9. A condição dos pobres representa um grito que, na história da humanidade, interpela constantemente a nossa vida, as nossas sociedades, os sistemas políticos e económicos e, sobretudo, a Igreja. No rosto ferido dos pobres encontramos impresso o sofrimento dos inocentes e, portanto, o próprio sofrimento de Cristo. Ao mesmo tempo, deveríamos falar, e talvez de modo mais acertado, dos inúmeros rostos dos pobres e da pobreza, uma vez que se trata de um fenómeno multifacetado; na verdade, existem muitas formas de pobreza: a daqueles que não têm meios de subsistência material, a pobreza de quem é marginalizado socialmente e não possui instrumentos para dar voz à sua dignidade e capacidades, a pobreza moral e espiritual, a pobreza cultural, aquela de quem se encontra em condições de fraqueza ou fragilidade seja pessoal seja social, a pobreza de quem não tem direitos, nem lugar, nem liberdade.

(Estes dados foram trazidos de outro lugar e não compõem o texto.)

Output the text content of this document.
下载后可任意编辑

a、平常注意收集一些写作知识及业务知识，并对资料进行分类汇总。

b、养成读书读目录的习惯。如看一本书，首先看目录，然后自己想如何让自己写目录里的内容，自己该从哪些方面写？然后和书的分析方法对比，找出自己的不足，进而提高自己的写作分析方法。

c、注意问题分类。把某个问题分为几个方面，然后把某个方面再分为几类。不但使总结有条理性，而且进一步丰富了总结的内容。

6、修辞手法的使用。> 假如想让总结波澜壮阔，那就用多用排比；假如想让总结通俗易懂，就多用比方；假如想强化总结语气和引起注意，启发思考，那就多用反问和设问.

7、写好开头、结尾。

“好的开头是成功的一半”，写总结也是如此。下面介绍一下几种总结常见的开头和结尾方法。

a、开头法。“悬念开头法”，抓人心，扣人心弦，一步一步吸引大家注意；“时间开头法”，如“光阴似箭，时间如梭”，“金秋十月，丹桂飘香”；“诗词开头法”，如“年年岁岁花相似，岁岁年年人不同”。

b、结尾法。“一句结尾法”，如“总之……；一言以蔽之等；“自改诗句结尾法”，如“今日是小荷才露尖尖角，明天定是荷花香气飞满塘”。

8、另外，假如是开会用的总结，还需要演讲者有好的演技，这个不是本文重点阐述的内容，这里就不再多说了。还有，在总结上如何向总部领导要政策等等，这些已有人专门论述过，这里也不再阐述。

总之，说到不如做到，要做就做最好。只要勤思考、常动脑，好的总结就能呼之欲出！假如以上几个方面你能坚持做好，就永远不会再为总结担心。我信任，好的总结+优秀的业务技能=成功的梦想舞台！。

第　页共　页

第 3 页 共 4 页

10. Neste sentido, pode dizer-se que o compromisso em favor dos pobres e pela erradicação das causas sociais e estruturais da pobreza, embora tenha adquirido importância nas últimas décadas, ainda continua insuficiente; até porque as sociedades em que vivemos privilegiam, com frequência, linhas políticas e padrões de vida marcados por numerosas desigualdades e, por isso, às antigas formas de pobreza que evidenciámos e se procuram combater, acrescentam-se outras novas, por vezes mais subtis e perigosas. Deste ponto de vista, é de louvar que as Nações Unidas tenham colocado a erradicação da pobreza como um dos objetivos do Milénio.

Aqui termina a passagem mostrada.